This week has been dedicated to Spam of two kinds, neither of which are anywhere as yummy as the American canned meat sung about by Monty Python.
The first are the good old fashioned email messages promising the user a share of meelions of dollah if they respond to the email with their bank account details – so called ‘419’ scams, together with all other associated email scams sent out using compromised devices (typically aging webservers) corrupted with bulk mailing malware.
“Where did these go?” You might be wondering, “Come to mention it, I haven’t seen one of those in some time”, well not if you are an Outlook.com/Hotmail subscriber who were subjected to no fewer than 17 hours of irresistible offers from Nigerian Princes, Russian brides and offers to enlarge body parts this week after some major issue with the Spam filters of Microsoft’s flagship cloud based email services.
This issue did not (thankfully) impact users of the Office365 service, in fact some commentators believe it was to do with the on-going backend migration and consolidation of all MS mail platforms into Office365, an assertion neither confirmed or denied by Microsoft. In fact Microsoft said very little about the cause or remediation of this event, leaving many users in the dark and either angry or wryly amused by their new popularity.
The point of this is that when you put your stuff in the cloud, you put your faith in the cloud and if it goes wrong it does so on a big scale, so it is important not to forget basic education and drills ever. How practical this will be when the user of the future doesn’t remember the bad old days and becomes complacent remains to be seen. Russian brides all round.
The second portion of Spam that has been served up this week is just as interesting. Users who subscribe to a number of credential services (Lifelock and MyIdcare.com for instance) have been informed that their Dropbox details have been exposed on The Dark Web (Mwahahaha).
Upon checking, it is apparent that there has been no breach at Dropbox whatsoever, although it is a bit late to prevent reputational damage to them! What appears to have happened is that data breached years ago, in this case the 2013 breach at Tumblr, is being recycled, correlated and having been used for its original purpose now sold to the lowest bidder in spreadsheet format.
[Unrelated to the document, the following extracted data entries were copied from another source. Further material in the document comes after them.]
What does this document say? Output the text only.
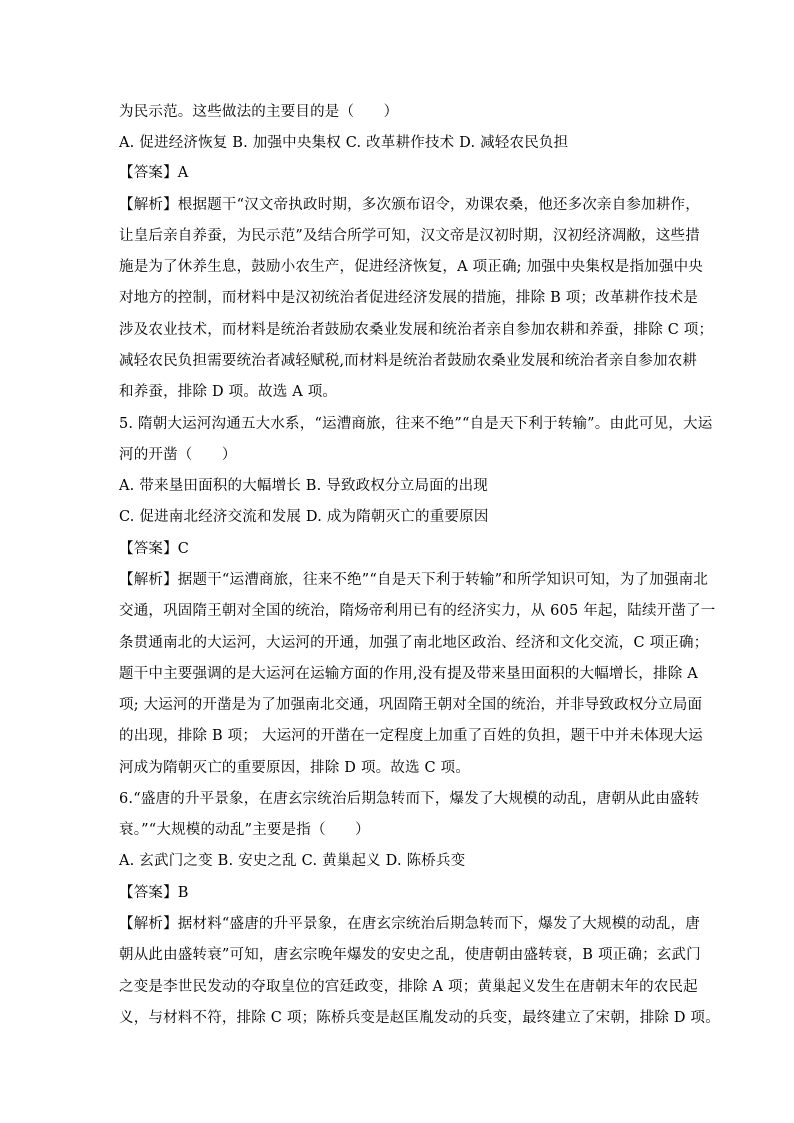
为民示范。这些做法的主要目的是（　　）
A. 促进经济恢复 B. 加强中央集权 C. 改革耕作技术 D. 减轻农民负担
【答案】A
【解析】根据题干“汉文帝执政时期，多次颁布诏令，劝课农桑，他还多次亲自参加耕作，
让皇后亲自养蚕，为民示范”及结合所学可知，汉文帝是汉初时期，汉初经济凋敝，这些措
施是为了休养生息，鼓励小农生产，促进经济恢复，A 项正确; 加强中央集权是指加强中央
对地方的控制，而材料中是汉初统治者促进经济发展的措施，排除 B 项；改革耕作技术是
涉及农业技术，而材料是统治者鼓励农桑业发展和统治者亲自参加农耕和养蚕，排除 C 项；
减轻农民负担需要统治者减轻赋税,而材料是统治者鼓励农桑业发展和统治者亲自参加农耕
和养蚕，排除 D 项。故选 A 项。
5. 隋朝大运河沟通五大水系，“运漕商旅，往来不绝”“自是天下利于转输”。由此可见，大运
河的开凿（　　）
A. 带来垦田面积的大幅增长 B. 导致政权分立局面的出现
C. 促进南北经济交流和发展 D. 成为隋朝灭亡的重要原因
【答案】C
【解析】据题干“运漕商旅，往来不绝”“自是天下利于转输”和所学知识可知，为了加强南北
交通，巩固隋王朝对全国的统治，隋炀帝利用已有的经济实力，从 605 年起，陆续开凿了一
条贯通南北的大运河，大运河的开通，加强了南北地区政治、经济和文化交流，C 项正确；
题干中主要强调的是大运河在运输方面的作用,没有提及带来垦田面积的大幅增长，排除 A
项; 大运河的开凿是为了加强南北交通，巩固隋王朝对全国的统治，并非导致政权分立局面
的出现，排除 B 项； 大运河的开凿在一定程度上加重了百姓的负担，题干中并未体现大运
河成为隋朝灭亡的重要原因，排除 D 项。故选 C 项。
6.“盛唐的升平景象，在唐玄宗统治后期急转而下，爆发了大规模的动乱，唐朝从此由盛转
衰。”“大规模的动乱”主要是指（　　）
A. 玄武门之变 B. 安史之乱 C. 黄巢起义 D. 陈桥兵变
【答案】B
【解析】据材料“盛唐的升平景象，在唐玄宗统治后期急转而下，爆发了大规模的动乱，唐
朝从此由盛转衰”可知，唐玄宗晚年爆发的安史之乱，使唐朝由盛转衰，B 项正确；玄武门
之变是李世民发动的夺取皇位的宫廷政变，排除 A 项；黄巢起义发生在唐朝末年的农民起
义，与材料不符，排除 C 项；陈桥兵变是赵匡胤发动的兵变，最终建立了宋朝，排除 D 项。
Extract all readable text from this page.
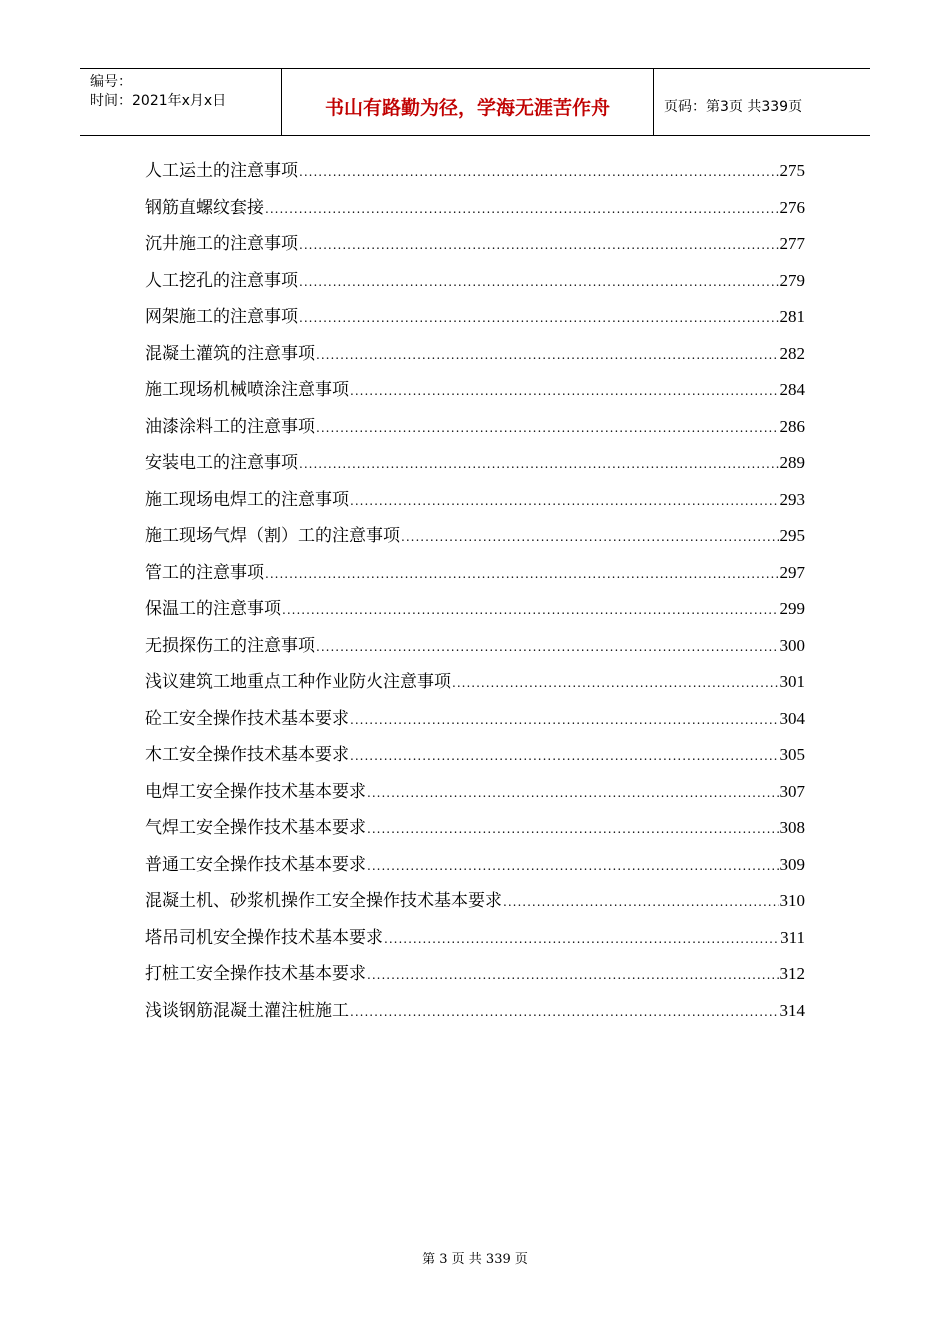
编号：
时间：2021年x月x日	书山有路勤为径，学海无涯苦作舟	页码：第3页 共339页
人工运土的注意事项 .....	275
钢筋直螺纹套接 .....	276
沉井施工的注意事项 .....	277
人工挖孔的注意事项 .....	279
网架施工的注意事项 .....	281
混凝土灌筑的注意事项 .....	282
施工现场机械喷涂注意事项 .....	284
油漆涂料工的注意事项 .....	286
安装电工的注意事项 .....	289
施工现场电焊工的注意事项 .....	293
施工现场气焊（割）工的注意事项 .....	295
管工的注意事项 .....	297
保温工的注意事项 .....	299
无损探伤工的注意事项 .....	300
浅议建筑工地重点工种作业防火注意事项 .....	301
砼工安全操作技术基本要求 .....	304
木工安全操作技术基本要求 .....	305
电焊工安全操作技术基本要求 .....	307
气焊工安全操作技术基本要求 .....	308
普通工安全操作技术基本要求 .....	309
混凝土机、砂浆机操作工安全操作技术基本要求 .....	310
塔吊司机安全操作技术基本要求 .....	311
打桩工安全操作技术基本要求 .....	312
浅谈钢筋混凝土灌注桩施工 .....	314
第 3 页 共 339 页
As we reported with the brouhaha surrounding the LinkedIn data breach a few weeks ago, one has to have a highly cynical perspective on these mass breach announcements, something that it is difficult to encode in a Threat Intelligence system which is exactly why these credential agencies are spamming their users with incorrect and very frightening updates.
There really is no alternative than to exercise caution, stay informed, use different passwords for different systems, and two factor authentication where you can. Try not to become complacent.
If you were in receipt of any really special Spam emails via the Outlook.com issues, do let us know. We kind of miss them.